She doesn’t know how many Saami will come overseas to the festival, which has been expanded from its usual one-day format this year.

“They live on Saami time,” she said. “If it happens, it happens.”

At the festival, the Saami won’t be the only ones with an encampment. Next to them will be a Viking encampment, with demonstrations of spinning, blacksmithing, leather working, combat reenactments and games. A 16th-century Swedish royal court will also be reenacted.

BE THERE

Cal Lutheran University’s Scandinavian Festival will be held April 18-19 at Kingsmen Park on the Thousand Oaks campus, 60 W. Olsen Road. Saturday, 10 a.m. to 6 p.m.; Sunday, noon to 5 p.m. $5 for adults, $1 for children 10 and under, $7 for a two-day pass. (805) 493-3191.
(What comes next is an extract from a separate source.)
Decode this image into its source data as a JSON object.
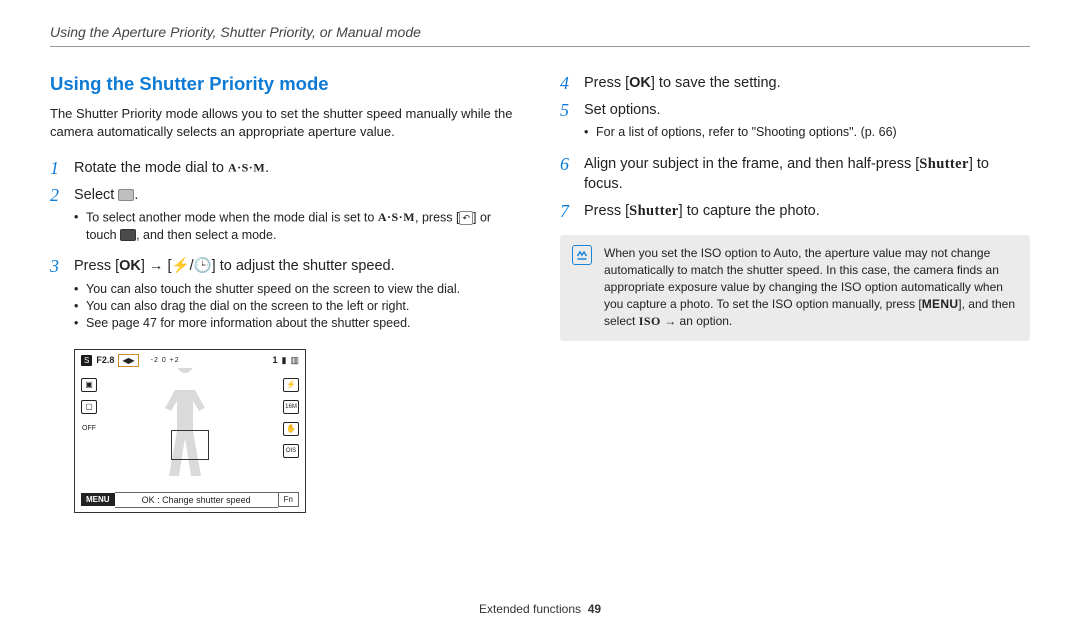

The Ingrid Bergman film series starts Tuesday with “Joan of Arc” at Overton Hall, followed by “Anastasia” on Wednesday, “Golda” on Thursday, and “Autumn Sonata” on Saturday. 7 p.m. $2.

Photographer Grete Kvaal’s exhibit opens Tuesday at CLU’s Kwan Fong Gallery of Art and Culture and runs through May 10.

On Friday, the University Concert Band and Jazz Band will perform an all-Scandinavian concert at 8 p.m. in Samuelson Chapel.